If there is still a vehicle in the Ego’s target lane, the Ego needs to repeat operations 1–3 to ensure the safety and driving efficiency of the autonomous vehicles.
We compared the rewards obtained from two different methods. The experimental results indicate that the method proposed in this paper yields more secure and efficient decision-making outcomes.
Figure 5 illustrates the progression of rewards as the agent continues to learn. As training progresses, the reward value acquired by the agent rises. At 500 training episodes, the reward of the agent stabilizes.
5.3. SHA for Highway Lane Changing
Based on the highway scenario constructed by Carla, we construct the corresponding SHA model and verify its safety using the tool UPPAAL. The version of UPPAAL we are using is 5.1.0.
Figure 6 shows the SHA model for the lane change overtaking scenario.
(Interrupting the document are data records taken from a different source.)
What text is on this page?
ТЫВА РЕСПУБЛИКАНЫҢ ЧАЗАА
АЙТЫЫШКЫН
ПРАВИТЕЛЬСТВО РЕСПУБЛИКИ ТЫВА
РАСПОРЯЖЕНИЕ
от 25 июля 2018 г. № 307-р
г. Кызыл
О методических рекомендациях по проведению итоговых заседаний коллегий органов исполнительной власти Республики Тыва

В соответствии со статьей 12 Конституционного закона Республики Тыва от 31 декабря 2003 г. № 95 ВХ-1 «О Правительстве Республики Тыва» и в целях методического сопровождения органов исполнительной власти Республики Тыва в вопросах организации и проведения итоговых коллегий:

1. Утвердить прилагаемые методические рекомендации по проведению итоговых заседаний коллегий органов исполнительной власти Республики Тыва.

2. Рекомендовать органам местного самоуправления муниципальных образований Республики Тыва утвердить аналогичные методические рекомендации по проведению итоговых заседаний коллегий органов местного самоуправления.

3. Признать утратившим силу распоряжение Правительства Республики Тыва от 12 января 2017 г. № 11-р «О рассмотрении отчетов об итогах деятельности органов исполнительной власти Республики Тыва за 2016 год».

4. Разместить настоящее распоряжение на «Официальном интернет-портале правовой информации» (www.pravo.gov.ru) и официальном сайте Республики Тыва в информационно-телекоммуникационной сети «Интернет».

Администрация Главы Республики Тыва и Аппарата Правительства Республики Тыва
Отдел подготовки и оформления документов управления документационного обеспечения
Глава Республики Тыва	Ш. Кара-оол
We use the UPPAAL tool in conjunction with PCTL safety specifications to perform verification and analysis of the SHA model. We present a subset of the property verification results, as illustrated in
Figure 7.
Next, we analyze its property P1 in detail. P1 represents the probability of safety for an autonomous vehicle when the distance to the preceding vehicle exceeds 100 units. The unit of 100 is denoted in meters.
Figure 8 indicates that we obtain a confidence interval of [0.607081, 0.704599] after 382 simulations, where the confidence level is 0.66. The safety of the autonomous vehicle is acceptable when the distance between the autonomous vehicle and the vehicle in front of it is greater than 100 m. We verify whether the probability of this safety property meets the given probability threshold, and when the verification passes, it indicates that the safety of the autonomous vehicle is guaranteed.
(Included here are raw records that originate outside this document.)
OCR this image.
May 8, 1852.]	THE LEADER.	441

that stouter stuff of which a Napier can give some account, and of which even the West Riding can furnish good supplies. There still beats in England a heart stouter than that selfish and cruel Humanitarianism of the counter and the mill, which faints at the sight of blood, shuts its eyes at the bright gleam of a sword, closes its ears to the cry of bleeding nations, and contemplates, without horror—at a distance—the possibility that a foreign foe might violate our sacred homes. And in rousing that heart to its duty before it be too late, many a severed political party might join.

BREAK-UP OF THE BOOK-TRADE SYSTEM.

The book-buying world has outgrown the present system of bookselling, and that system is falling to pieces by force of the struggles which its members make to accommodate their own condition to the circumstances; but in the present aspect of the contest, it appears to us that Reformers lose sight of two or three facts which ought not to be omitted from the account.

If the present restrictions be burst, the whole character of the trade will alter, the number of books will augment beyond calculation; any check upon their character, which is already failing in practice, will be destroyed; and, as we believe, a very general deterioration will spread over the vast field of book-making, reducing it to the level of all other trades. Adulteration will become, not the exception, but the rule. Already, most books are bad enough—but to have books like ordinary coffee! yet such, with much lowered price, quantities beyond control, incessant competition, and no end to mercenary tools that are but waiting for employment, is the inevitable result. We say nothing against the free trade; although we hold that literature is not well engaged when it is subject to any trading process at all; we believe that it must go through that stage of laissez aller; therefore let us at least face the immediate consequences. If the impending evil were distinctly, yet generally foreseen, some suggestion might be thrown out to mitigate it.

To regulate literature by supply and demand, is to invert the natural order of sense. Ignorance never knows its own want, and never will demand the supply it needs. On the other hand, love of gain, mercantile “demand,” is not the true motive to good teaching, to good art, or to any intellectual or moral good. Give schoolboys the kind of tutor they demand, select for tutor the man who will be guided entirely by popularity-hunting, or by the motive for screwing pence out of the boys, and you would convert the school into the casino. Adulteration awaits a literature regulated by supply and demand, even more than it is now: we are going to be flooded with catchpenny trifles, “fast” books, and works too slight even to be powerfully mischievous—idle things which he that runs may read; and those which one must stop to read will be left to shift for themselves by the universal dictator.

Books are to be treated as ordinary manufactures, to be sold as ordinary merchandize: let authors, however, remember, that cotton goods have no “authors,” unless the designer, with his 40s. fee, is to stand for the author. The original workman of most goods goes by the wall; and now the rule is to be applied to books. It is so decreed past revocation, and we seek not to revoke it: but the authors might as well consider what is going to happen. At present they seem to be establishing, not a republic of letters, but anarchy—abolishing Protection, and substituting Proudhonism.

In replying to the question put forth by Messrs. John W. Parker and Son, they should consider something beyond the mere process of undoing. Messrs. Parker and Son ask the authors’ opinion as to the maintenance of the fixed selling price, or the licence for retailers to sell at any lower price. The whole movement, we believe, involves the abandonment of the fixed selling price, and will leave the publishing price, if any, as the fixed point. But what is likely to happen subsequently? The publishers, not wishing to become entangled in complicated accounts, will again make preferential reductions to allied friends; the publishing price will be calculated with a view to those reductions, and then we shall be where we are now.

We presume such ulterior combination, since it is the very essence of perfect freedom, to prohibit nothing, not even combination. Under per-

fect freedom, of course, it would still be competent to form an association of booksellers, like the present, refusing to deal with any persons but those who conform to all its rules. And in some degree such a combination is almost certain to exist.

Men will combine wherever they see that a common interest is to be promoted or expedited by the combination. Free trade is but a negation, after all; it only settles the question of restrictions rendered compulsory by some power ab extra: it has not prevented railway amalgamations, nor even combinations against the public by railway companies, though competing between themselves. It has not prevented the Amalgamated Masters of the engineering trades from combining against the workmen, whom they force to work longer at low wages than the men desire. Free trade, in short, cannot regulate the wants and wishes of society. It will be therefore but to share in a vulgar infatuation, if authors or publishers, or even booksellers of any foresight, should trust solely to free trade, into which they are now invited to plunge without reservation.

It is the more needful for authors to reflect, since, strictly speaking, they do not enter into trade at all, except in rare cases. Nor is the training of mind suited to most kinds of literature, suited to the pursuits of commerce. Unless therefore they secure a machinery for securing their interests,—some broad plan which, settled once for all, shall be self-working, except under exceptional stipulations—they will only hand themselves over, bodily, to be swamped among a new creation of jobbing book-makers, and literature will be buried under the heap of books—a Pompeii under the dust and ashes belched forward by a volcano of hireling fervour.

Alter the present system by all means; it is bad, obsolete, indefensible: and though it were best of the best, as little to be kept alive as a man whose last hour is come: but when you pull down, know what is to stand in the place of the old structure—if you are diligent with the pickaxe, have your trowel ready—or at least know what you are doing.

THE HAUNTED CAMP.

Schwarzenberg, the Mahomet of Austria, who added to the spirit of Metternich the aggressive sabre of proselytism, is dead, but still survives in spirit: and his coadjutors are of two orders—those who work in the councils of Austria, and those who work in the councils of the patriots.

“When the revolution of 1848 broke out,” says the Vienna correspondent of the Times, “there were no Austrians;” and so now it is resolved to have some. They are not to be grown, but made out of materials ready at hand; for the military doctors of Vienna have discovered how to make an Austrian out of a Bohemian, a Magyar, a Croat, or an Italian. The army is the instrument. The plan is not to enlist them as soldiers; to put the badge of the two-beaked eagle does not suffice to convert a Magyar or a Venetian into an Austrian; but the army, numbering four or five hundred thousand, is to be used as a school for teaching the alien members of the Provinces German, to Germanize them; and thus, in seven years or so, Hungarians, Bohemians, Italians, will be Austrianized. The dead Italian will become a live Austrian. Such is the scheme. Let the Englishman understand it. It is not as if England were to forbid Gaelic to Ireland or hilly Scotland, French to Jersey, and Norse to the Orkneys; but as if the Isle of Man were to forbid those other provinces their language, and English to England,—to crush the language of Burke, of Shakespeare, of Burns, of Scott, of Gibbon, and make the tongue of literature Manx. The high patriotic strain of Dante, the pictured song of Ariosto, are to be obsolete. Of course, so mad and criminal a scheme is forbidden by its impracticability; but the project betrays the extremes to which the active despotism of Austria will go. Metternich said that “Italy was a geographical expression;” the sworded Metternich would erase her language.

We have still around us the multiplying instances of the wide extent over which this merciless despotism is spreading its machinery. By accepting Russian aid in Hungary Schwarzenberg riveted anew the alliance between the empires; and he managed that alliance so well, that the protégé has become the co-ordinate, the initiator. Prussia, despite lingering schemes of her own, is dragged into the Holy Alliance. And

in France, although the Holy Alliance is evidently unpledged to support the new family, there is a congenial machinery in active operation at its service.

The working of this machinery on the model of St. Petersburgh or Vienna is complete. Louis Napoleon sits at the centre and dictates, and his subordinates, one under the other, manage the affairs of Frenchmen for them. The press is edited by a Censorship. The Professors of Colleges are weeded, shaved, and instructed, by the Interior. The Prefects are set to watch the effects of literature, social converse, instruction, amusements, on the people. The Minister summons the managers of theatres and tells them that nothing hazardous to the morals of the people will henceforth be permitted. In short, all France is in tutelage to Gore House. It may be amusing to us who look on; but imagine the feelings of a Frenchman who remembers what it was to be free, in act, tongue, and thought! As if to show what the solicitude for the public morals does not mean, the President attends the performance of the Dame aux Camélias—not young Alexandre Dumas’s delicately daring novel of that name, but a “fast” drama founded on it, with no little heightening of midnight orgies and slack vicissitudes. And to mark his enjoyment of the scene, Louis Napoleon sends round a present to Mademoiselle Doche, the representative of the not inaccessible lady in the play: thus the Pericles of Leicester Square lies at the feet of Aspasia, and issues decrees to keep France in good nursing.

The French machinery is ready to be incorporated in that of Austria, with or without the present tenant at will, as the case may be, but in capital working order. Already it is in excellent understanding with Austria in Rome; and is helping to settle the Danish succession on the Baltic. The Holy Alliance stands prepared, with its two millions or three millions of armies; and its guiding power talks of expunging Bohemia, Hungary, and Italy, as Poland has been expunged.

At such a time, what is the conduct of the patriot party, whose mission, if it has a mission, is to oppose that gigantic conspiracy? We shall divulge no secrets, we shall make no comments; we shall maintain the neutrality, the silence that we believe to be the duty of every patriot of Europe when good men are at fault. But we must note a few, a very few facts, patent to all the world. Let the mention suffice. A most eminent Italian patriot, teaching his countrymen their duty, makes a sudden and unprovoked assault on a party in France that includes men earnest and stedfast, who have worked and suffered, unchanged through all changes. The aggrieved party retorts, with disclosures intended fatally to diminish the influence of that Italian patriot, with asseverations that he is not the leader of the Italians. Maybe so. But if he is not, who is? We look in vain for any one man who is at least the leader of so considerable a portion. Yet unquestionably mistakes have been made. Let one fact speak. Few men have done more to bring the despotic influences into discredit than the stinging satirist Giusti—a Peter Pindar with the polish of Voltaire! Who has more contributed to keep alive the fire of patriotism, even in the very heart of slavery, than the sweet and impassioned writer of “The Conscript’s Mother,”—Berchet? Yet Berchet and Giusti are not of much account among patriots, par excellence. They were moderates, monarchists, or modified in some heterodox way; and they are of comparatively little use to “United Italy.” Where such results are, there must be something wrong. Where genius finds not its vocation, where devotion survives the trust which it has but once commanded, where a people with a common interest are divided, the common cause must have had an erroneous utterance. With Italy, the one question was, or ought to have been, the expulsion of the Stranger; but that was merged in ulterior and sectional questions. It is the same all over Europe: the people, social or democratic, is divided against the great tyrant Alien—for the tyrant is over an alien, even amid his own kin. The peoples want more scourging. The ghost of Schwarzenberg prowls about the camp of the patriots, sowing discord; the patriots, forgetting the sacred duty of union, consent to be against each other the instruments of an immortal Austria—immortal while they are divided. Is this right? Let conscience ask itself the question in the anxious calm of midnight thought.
We compare the obtained probability with a given threshold probability value. When the obtained probability exceeds the threshold value, it indicates that the decision is deemed safe.
6. Conclusions
In order to enhance the intelligence of the ADS, this paper proposes a behavior safety decision-making method based on DDPG and its verification approach. To improve decision-making accuracy, we have appropriately configured the reward function. By implementing rational rewards and penalties, we encourage the autonomous vehicle to drive as close to the center of the road as possible and reach its destination efficiently, while allowing lane change maneuvers when necessary to avoid collisions with surrounding vehicles. To ensure the safety of the decisions, this study constructs a SHA model that integrates autonomous driving scenarios with decision outcomes. Based on experimental results, the proposed method effectively enhances the intelligence of the ADS, thereby ensuring the safety of the autonomous vehicle.
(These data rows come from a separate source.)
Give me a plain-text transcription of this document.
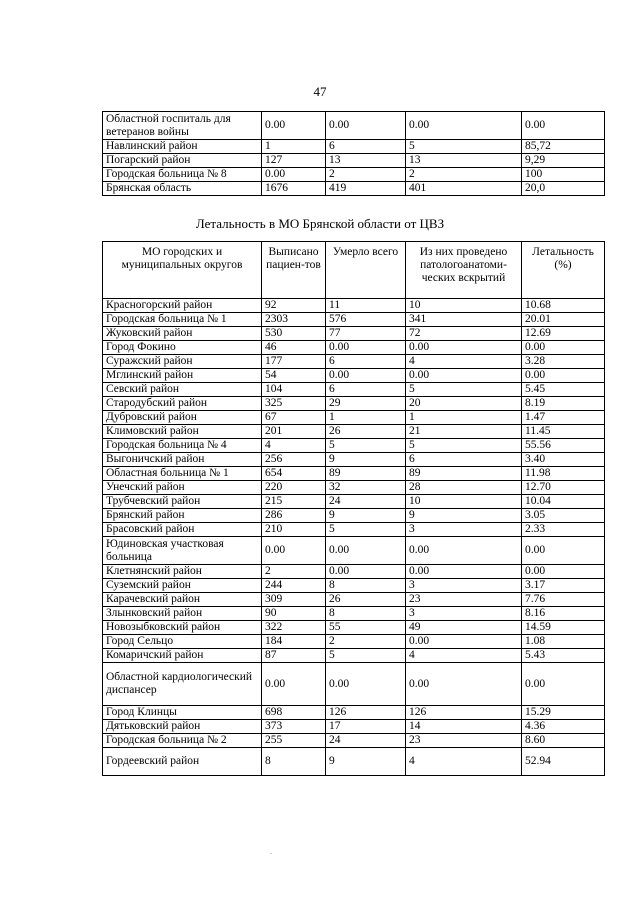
47
Областной госпиталь для ветеранов войны	0.00	0.00	0.00	0.00
Навлинский район	1	6	5	85,72
Погарский район	127	13	13	9,29
Городская больница № 8	0.00	2	2	100
Брянская область	1676	419	401	20,0
Летальность в МО Брянской области от ЦВЗ
МО городских и муниципальных округов	Выписано пациен-тов	Умерло всего	Из них проведено патологоанатоми-ческих вскрытий	Летальность (%)
Красногорский район	92	11	10	10.68
Городская больница № 1	2303	576	341	20.01
Жуковский район	530	77	72	12.69
Город Фокино	46	0.00	0.00	0.00
Суражский район	177	6	4	3.28
Мглинский район	54	0.00	0.00	0.00
Севский район	104	6	5	5.45
Стародубский район	325	29	20	8.19
Дубровский район	67	1	1	1.47
Климовский район	201	26	21	11.45
Городская больница № 4	4	5	5	55.56
Выгоничский район	256	9	6	3.40
Областная больница № 1	654	89	89	11.98
Унечский район	220	32	28	12.70
Трубчевский район	215	24	10	10.04
Брянский район	286	9	9	3.05
Брасовский район	210	5	3	2.33
Юдиновская участковая больница	0.00	0.00	0.00	0.00
Клетнянский район	2	0.00	0.00	0.00
Суземский район	244	8	3	3.17
Карачевский район	309	26	23	7.76
Злынковский район	90	8	3	8.16
Новозыбковский район	322	55	49	14.59
Город Сельцо	184	2	0.00	1.08
Комаричский район	87	5	4	5.43
Областной кардиологический диспансер	0.00	0.00	0.00	0.00
Город Клинцы	698	126	126	15.29
Дятьковский район	373	17	14	4.36
Городская больница № 2	255	24	23	8.60
Гордеевский район	8	9	4	52.94
.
In future work, we will focus on the following areas. We have constructed an environmental model using rule-based formal methods to guide the reward function in RL, thereby enhancing the interpretability of the algorithm. This study focuses primarily on highway scenarios, and there is a lack of reliable research on more complex environments, such as intersections and urban areas with high traffic density. Therefore, we will consider scenarios with greater uncertainty in our future work. We are even considering conducting experiments in real-world settings, such as closed-off road sections, to further validate our approach. Regarding comfort, we will not only address the lateral control of the vehicle but also incorporate longitudinal control, implementing more refined speed-based rewards to enable more intelligent decision-making. PCTL is capable of expressing complex safety constraints. However, it suffers from scalability issues in complex and uncertain environments. To address this, we can employ MDP or finite temporal models for verification, which can enhance its scalability.